As common as cutting a wedding cake together as a newly married couple is these days, it is still common to see couples smash their slice of wedding cake into their new spouse's face, which, hey, maybe that truly is the traditional way of doing things, given the wedding cake's origination! No matter how you slice it (sorry, couldn't resist the pun), cutting a wedding cake or dessert is a tradition you can decide to include or exclude if it's not really the vibe you're going for! If you decide to be real traditional and throw the cake at your partner...at least hire me to document it all for you haha!
Wedding Bouquets and Throwing The Bridal Bouquet
I can't be the only one who LOVES giant-ass bouquets! Traditionally they weren't made out of flowers, but rather garlic, herbs, and spices. It was said that these plants would ward off evil spirits (have you spotted a theme yet?). Others believe that bouquets helped hide body odor - slay!

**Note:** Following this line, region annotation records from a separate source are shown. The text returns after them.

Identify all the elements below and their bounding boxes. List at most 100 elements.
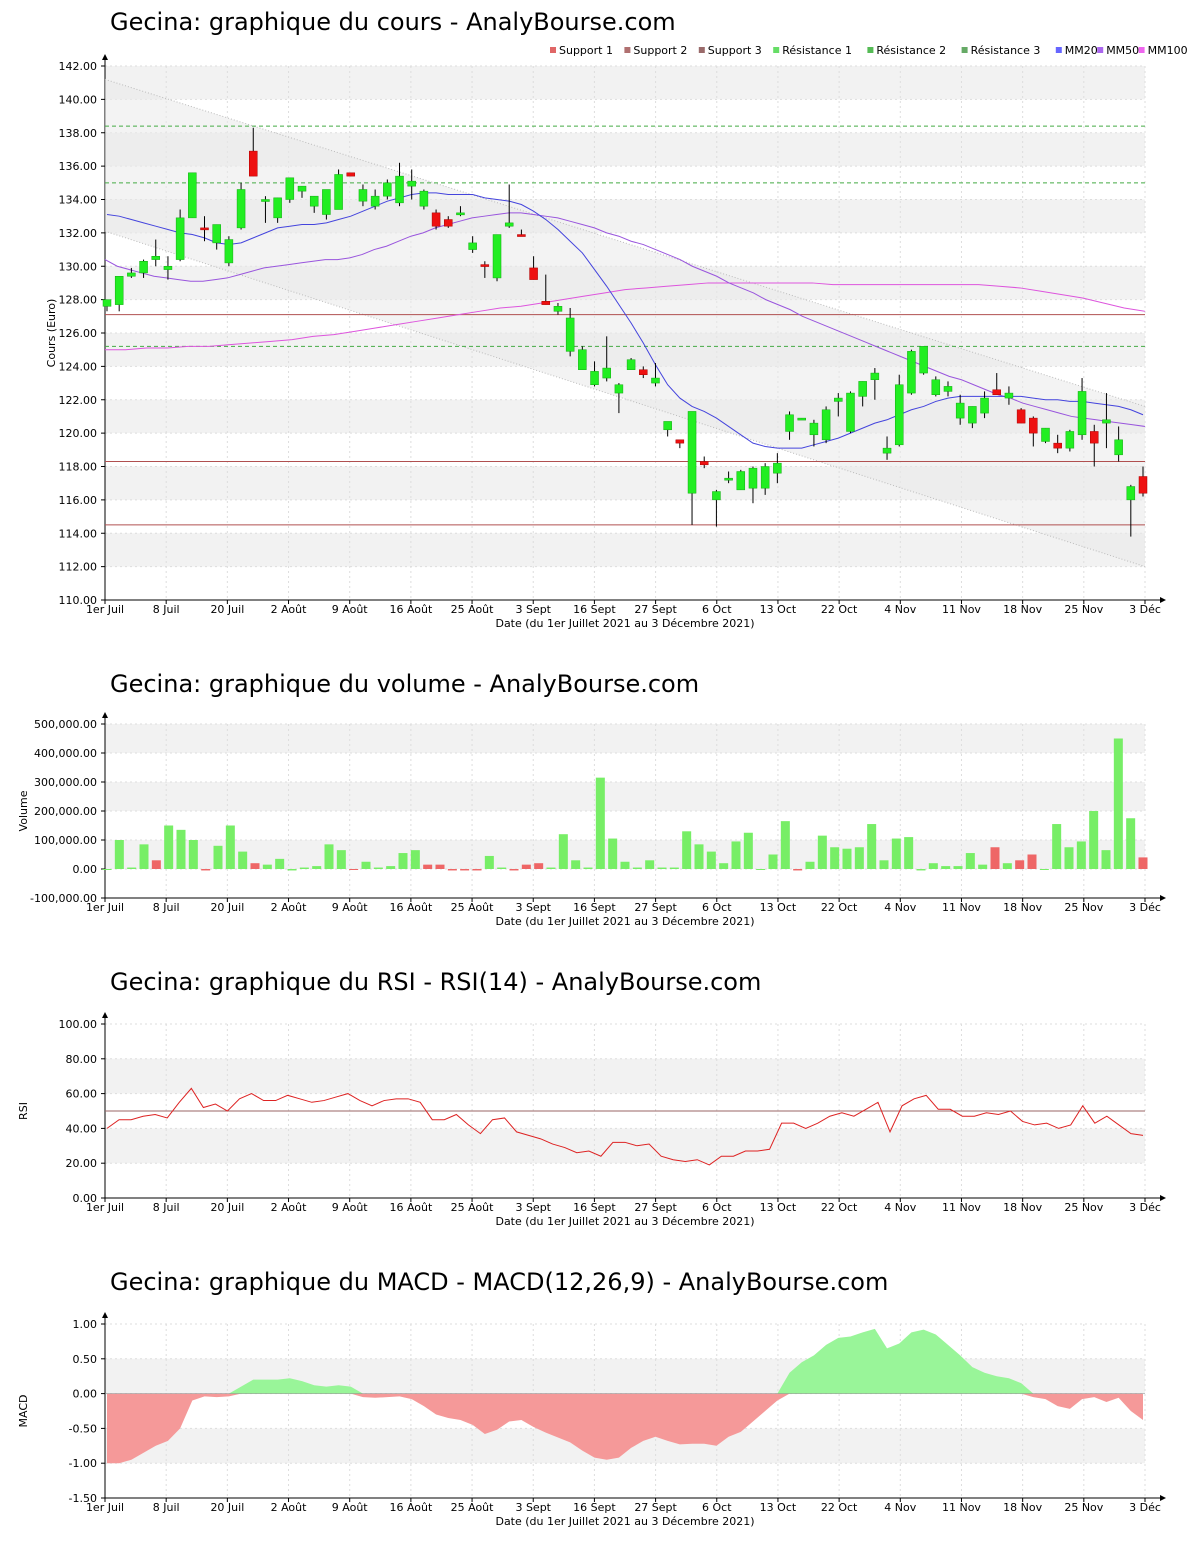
price-xtick-label: 16 Sept (573, 603, 616, 616)
volume-bar (287, 869, 297, 871)
volume-chart: -100,000.00 0.00 100,000.00 200,000.00 300,0… (17, 712, 1166, 928)
legend-swatch (867, 47, 874, 53)
macd-xtick-label: 2 Août (271, 1501, 308, 1514)
candle-body (273, 197, 282, 219)
volume-bar (460, 869, 470, 871)
macd-chart-title: Gecina: graphique du MACD - MACD(12,26,9… (110, 1268, 889, 1296)
price-x-arrow (1160, 597, 1166, 603)
rsi-x-arrow (1160, 1195, 1166, 1201)
volume-bar (250, 863, 260, 869)
candle-body (102, 299, 112, 307)
candle-body (858, 381, 867, 397)
macd-x-axis-label: Date (du 1er Juillet 2021 au 3 Décembre … (495, 1515, 754, 1528)
candle-body (504, 222, 514, 227)
volume-ytick-label: 300,000.00 (34, 776, 97, 789)
candle-body (1126, 486, 1136, 501)
volume-xtick-label: 11 Nov (942, 901, 981, 914)
volume-xtick-label: 1er Juil (86, 901, 124, 914)
candle-body (980, 397, 989, 414)
volume-bar (151, 860, 161, 869)
candle-body (760, 466, 770, 489)
volume-bar (780, 821, 790, 869)
volume-bar (793, 869, 803, 871)
candle-body (1102, 419, 1111, 424)
rsi-xtick-label: 8 Juil (153, 1201, 180, 1214)
volume-xtick-label: 3 Déc (1129, 901, 1161, 914)
volume-bar (830, 847, 840, 869)
volume-bar (1015, 860, 1025, 869)
volume-bar (805, 861, 815, 869)
macd-xtick-label: 25 Nov (1064, 1501, 1103, 1514)
candle-body (919, 346, 928, 374)
volume-bar (139, 844, 149, 869)
candle-body (565, 317, 575, 352)
price-ytick-label: 126.00 (59, 327, 98, 340)
candle-body (687, 411, 697, 494)
macd-negative-area (107, 1393, 1143, 1464)
candle-body (1053, 442, 1062, 449)
volume-bar (127, 867, 137, 869)
candle-body (736, 471, 746, 491)
macd-xtick-label: 3 Déc (1129, 1501, 1161, 1514)
candle-body (456, 212, 465, 216)
volume-grid-band (105, 782, 1145, 811)
volume-y-arrow (102, 712, 108, 718)
volume-bar (928, 863, 938, 869)
volume-xtick-label: 20 Juil (210, 901, 244, 914)
candle-body (614, 384, 624, 394)
candle-body (139, 260, 148, 274)
candle-body (785, 414, 794, 432)
volume-bar (398, 853, 408, 869)
volume-bar (990, 847, 1000, 869)
price-xtick-label: 9 Août (332, 603, 369, 616)
volume-bar (891, 838, 901, 869)
candle-body (639, 369, 648, 375)
candle-body (1077, 391, 1087, 436)
candle-body (322, 189, 331, 215)
rsi-xtick-label: 25 Août (451, 1201, 495, 1214)
volume-ytick-label: 100,000.00 (34, 834, 97, 847)
volume-bar (854, 847, 864, 869)
volume-xtick-label: 8 Juil (153, 901, 180, 914)
volume-bar (102, 869, 112, 870)
macd-y-axis-label: MACD (17, 1395, 30, 1428)
volume-bar (1027, 854, 1037, 869)
macd-chart: -1.50 -1.00 -0.50 0.00 0.50 1.00 1er Juil 8 Jui… (17, 1312, 1166, 1528)
volume-bar (743, 832, 753, 869)
candle-body (578, 349, 587, 370)
volume-xtick-label: 16 Sept (573, 901, 616, 914)
volume-bar (1076, 841, 1086, 869)
candle-body (1041, 427, 1050, 442)
rsi-xtick-label: 2 Août (271, 1201, 308, 1214)
price-xtick-label: 18 Nov (1003, 603, 1042, 616)
volume-x-axis-label: Date (du 1er Juillet 2021 au 3 Décembre … (495, 915, 754, 928)
macd-xtick-label: 1er Juil (86, 1501, 124, 1514)
volume-bar (164, 825, 174, 869)
candle-body (1016, 409, 1026, 424)
macd-y-arrow (102, 1312, 108, 1318)
volume-bar (312, 866, 322, 869)
candle-body (468, 242, 477, 250)
volume-bar (756, 869, 766, 870)
legend-label: Résistance 3 (971, 44, 1041, 57)
candle-body (529, 267, 538, 280)
volume-xtick-label: 13 Oct (760, 901, 797, 914)
rsi-chart-title: Gecina: graphique du RSI - RSI(14) - Ana… (110, 968, 762, 996)
volume-xtick-label: 25 Août (451, 901, 495, 914)
candle-body (590, 371, 599, 385)
volume-bar (706, 851, 716, 869)
candle-body (1004, 392, 1014, 399)
price-ytick-label: 138.00 (59, 127, 98, 140)
candle-body (541, 301, 551, 305)
volume-bar (669, 867, 679, 869)
price-grid-band (105, 533, 1145, 567)
candle-body (1138, 476, 1148, 494)
volume-xtick-label: 4 Nov (884, 901, 916, 914)
legend-label: Résistance 1 (782, 44, 852, 57)
price-ytick-label: 120.00 (59, 427, 98, 440)
volume-bar (978, 864, 988, 869)
volume-bar (620, 861, 630, 869)
volume-ytick-label: 400,000.00 (34, 747, 97, 760)
candle-body (834, 397, 843, 402)
legend-swatch (698, 47, 705, 53)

So then why throw the bouquet to a bridesmaid? Well, wedding guests used to want to touch the couple to receive some of their good luck so that they could get married someday, or have a healthy love life, etc. So to help prevent people from touching the couple all the time, it became tradition for the bouquet to be tossed to single, female friends. Legend has it that the female to catch the bouquet would be the next to marry.
Similarly, garter tosses used to happen in the actual bedroom of the couple on the night of their wedding! Guests would literally be in the room with the newly married couple, snagging articles of clothing from them as they couple stripped and things got heated in the bedroom. The point of guests snagging articles fo the couples' clothing was to both keep their own love life in check apparently, and also to get some lucky love vibes from the newlyweds. Again, it began to feel like an invasion of privacy for obvious reasons, so the garter began to be tossed into a sea of single men during the ceremony instead.
Now, I personally fall under the group of people who prefer no bouquet or garter tosses at weddings because I feel like it's still quite invasive, but again, to each their own! I've seen some couples get pretty creative with this, yet I'll also say that this tradition is one that I see less and less of each year.
Bonus Tradition: Wedding Speeches
I put a question box up on my Instagram to ask what traditions The Francis Frames community loved, and also which ones they're not the biggest fans of. Wedding speeches got a mixed review, so I decided to look into how they originated, as it was something I had never considered looking into before.
I found an interesting blog post that is dedicated to this topic entirely, so I figured I'd send you there for the most in-depth explanation for this one, as they said it all better than I can!
To summarize, there are a few different ideas of how this tradition originated, including to prove the host hadn't poisoned the wine they were toasting with; offerings to Greek Gods; toasting to good health; and sticking toasted bread in wine. Seriously, the article linked is a whole journey in itself, so definitely go give it a read!
And with that, I'll wrap up this journal entry of 6 wedding traditions and how they originated.
Which of these traditions surprised you?! Has learning about these wedding traditions and their originations swayed your decision about whether or not you want to include them in your wedding day at all? I find this topic so intriguing and would absolutely LOVE to hear your thoughts!
Also, with SO many wedding traditions out there, I could definitely make a Part 2 to this journal entry! Let me know what other wedding traditions you'd like to know the originations of!
Thanks so much for reading, and speak soon!